Ruth Cornelisse
Texte extrait du catalogue de l’exposition Rendez-vous, Biennale de Lyon 2015 :
Chez Ruth Cornelisse, il y a d’abord un regard; celui qu’elle porte sur le monde qui l’environne par le prisme d’une culture personnelle nourrie de mythes, de peintures, de cinéma et de poésie. Les images qu’elle nous présente sont le résultat d’un processus d’observation au cours duquel la photographe alterne entre activité dans le quotidien et passivité de la contemplation. En léger décalage par rapport à l’action, elle prend le recul nécessaire à la prise de vue, jaugeant la distance du point de vue, au regard de sa relation avec le modèle. Mais contrairement à des photographes aux modes opératoires proches du photojournalisme, Ruth Cornelisse ne renseigne jamais le contexte de ses images qui restent “flottantes”.
Souvent, les personnages photographiés sont des proches, des connaissances, mais aucune indications dans les titres, aucun indice interne à l’image ne nous donne le moindre élément pour entrevoir la nature de leurs relations. Car là n’est pas le propos; contrairement à une photographe comme Nan Goldin dont la démarche est proche de l’album de famille, Ruth Cornelisse joue de la polyvalence des images et de l’intemporalité de la mémoire.
De ses photographies surgissent alors d’autres images, se superposant à l’instant photographié comme les fantômes imaginaires de ces figures capturées sur le vif, sans mise en scène. C’est en ce sens qu’elle reprend à son compte une déclaration d’Henri Cartier-Bresson parlant de mythologie grecque et du paganisme : “On les rencontre dans la vie de tous les jours ces dieux-là.” Pas étonnant donc, que la métamorphose soit un leitmotiv dans la démarche de l’artiste et Les Métamorphoses d’Ovide une référence omniprésente. Métamorphose d’un instant arraché au cours des choses en un moment d’intensité, condensateur d’images; métamorphose aussi lorsqu'elle passe de l'image à la sculpture, au dessin ou à l'installation comme en témoigne l'œuvre Achille et Cygnus. Par un jeu formel et gestuel où le cou d'un cygne photographié et une branche de noisetier pliée se font écho, l'artiste évoque la véhémence du héros mythologique Achille lors de son combat avec Cygnus.
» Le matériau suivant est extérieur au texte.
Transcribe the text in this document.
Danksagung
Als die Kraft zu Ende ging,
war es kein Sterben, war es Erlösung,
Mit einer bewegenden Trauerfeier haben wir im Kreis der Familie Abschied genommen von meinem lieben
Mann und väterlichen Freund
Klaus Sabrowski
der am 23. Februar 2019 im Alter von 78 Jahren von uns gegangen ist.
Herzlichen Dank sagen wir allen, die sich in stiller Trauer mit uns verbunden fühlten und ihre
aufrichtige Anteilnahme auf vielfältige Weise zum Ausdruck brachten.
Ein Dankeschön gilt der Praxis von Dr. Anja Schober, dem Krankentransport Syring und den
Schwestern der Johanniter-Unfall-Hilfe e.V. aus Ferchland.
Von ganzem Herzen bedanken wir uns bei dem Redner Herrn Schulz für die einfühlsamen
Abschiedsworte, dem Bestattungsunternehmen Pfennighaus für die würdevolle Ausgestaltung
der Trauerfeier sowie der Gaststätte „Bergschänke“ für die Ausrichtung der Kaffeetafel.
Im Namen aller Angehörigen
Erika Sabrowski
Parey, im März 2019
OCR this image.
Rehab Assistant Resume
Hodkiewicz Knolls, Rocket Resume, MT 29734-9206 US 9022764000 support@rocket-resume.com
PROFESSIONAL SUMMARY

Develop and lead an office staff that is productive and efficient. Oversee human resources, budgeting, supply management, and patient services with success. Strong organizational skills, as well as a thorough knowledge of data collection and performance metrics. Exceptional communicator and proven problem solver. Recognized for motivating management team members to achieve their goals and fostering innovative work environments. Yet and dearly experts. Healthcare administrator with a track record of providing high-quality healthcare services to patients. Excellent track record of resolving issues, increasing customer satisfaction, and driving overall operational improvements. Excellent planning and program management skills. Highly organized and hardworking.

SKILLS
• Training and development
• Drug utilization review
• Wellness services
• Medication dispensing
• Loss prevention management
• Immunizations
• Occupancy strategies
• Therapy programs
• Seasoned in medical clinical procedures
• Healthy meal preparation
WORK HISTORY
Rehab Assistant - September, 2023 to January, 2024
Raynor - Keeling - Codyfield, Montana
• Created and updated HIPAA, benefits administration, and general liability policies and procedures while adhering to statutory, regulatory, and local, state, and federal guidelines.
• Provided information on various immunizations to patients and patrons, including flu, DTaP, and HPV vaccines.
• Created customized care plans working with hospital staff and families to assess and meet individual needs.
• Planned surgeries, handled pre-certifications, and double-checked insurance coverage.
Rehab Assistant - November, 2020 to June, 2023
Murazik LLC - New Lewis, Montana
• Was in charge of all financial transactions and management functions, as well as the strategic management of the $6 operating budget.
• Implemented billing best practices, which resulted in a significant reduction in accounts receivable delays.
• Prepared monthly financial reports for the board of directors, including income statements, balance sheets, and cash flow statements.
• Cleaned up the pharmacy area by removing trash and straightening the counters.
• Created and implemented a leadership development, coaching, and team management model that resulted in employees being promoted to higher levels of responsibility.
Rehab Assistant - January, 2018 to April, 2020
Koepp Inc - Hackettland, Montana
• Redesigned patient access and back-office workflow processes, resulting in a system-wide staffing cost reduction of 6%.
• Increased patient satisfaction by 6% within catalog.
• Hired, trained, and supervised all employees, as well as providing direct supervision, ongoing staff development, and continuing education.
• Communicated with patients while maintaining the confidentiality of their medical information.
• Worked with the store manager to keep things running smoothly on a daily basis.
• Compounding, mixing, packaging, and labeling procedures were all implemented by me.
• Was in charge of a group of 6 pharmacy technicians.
Pour Rendez-vous|15, Ruth Cornelisse semble vouloir nous donner une indication supplémentaire : la durée ; comme si l'intemporalité de ses images ne remettait pas en question la métamorphose de ses modèles en proie au règne de la biologie. Ainsi, un enfant devenu adolescent apparaît sur deux images exposées à proximité l'une de l'autre.